Copyright issues surrounding all facets of the entertainment industry were at the heart of a special roundtable discussion at UCLA.
The U.S. House Judiciary Committee held the discussion on Nov. 10, which was part of the Committee’s national copyright review. Chairman Bob Goodlatte (R-Virginia) first announced the Committee’s intention to undertake a comprehensive bipartisan review of U.S. copyright law at World Intellectual Property Day in April 2013.
The goal of the Committee’s review has been to determine whether the copyright laws are still working in the digital age to reward creativity and innovation. As part of the copyright review process, the Committee has held 20 congressional hearings, which have included testimony from 100 witnesses.

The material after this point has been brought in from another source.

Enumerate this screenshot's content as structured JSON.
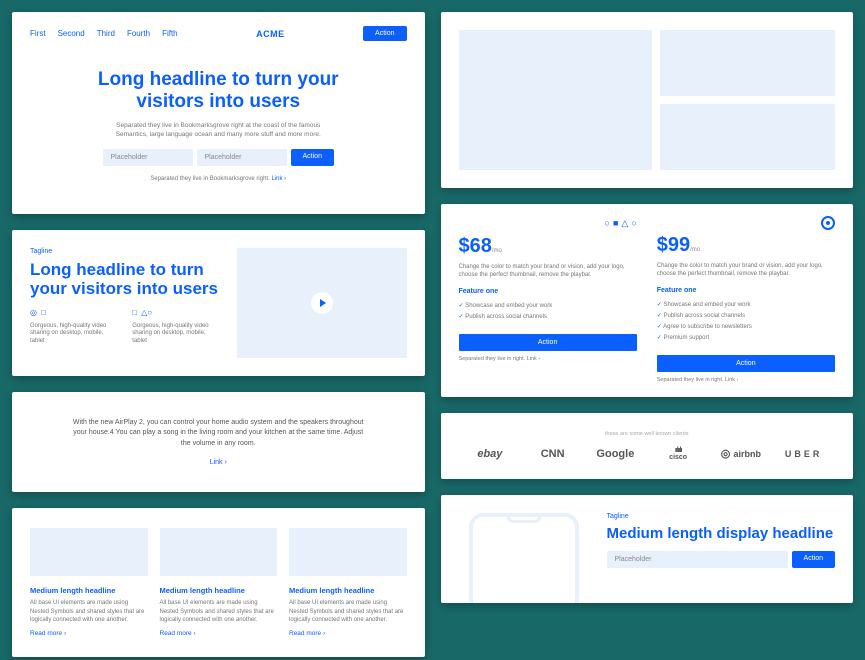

While Committee hearings and meetings in Washington, D.C. are ongoing, Committee members have been conducting a listening tour around the country to hear directly from creators and innovators about the challenges they face in their creative field and what changes are needed to ensure U.S. copyright law keeps pace with technological advances.
A group of more than 150 students and members of the public attended.
Goodlatte was joined by Reps. Darrell Issa (R-California), Blake Farenthold (R-Texas), Jerry Nadler (D-New York), Steven Cohen (D-Tennessee) and Suzan DelBene (D-Washington) at UCLA’s Palisades Room within Carnesale Commons. Prior to visiting Los Angeles, the members had conducted similar meetings in Silicon Valley and Nashville.
Opening the roundtable, it was noted that the original copyright law was written in 1790, and that the lawmakers of that era could never have imagined all the technological advancements that have changed the landscape, even within the last 10 years. The question, Goodlatte asked, is whether copyright law is still working in the digital age?
The roundtable brought together numerous industry experts from Content Creators Coalition, Society of Illustrators of Los Angeles, Independent Film and Television Alliance, The J. Paul Getty Trust, Salem Los Angeles, Directors Guild of America, FilmColony, Nu Image, Mobile Deluxe, Arbitech, Songwriters of North America, Amazon Studios, MPAA, CAL Innovates, UCLA Law School, Pasadena Central Library, Emblem Music Group, Professional Photographers of America and Google.
Committee members listened intently to the testimony from multiple industry experts, occasionally offering questions and some small opinions, although Goodlatte noted that it was their job to listen, more than commentate.
By the end of the roundtable, many hot-button issues had been discussed including songwriter compensation from music streaming services; the possible need for felony punishment regarding websites that host illegal movie streaming and downloading; and fees relating to digital and analog radio.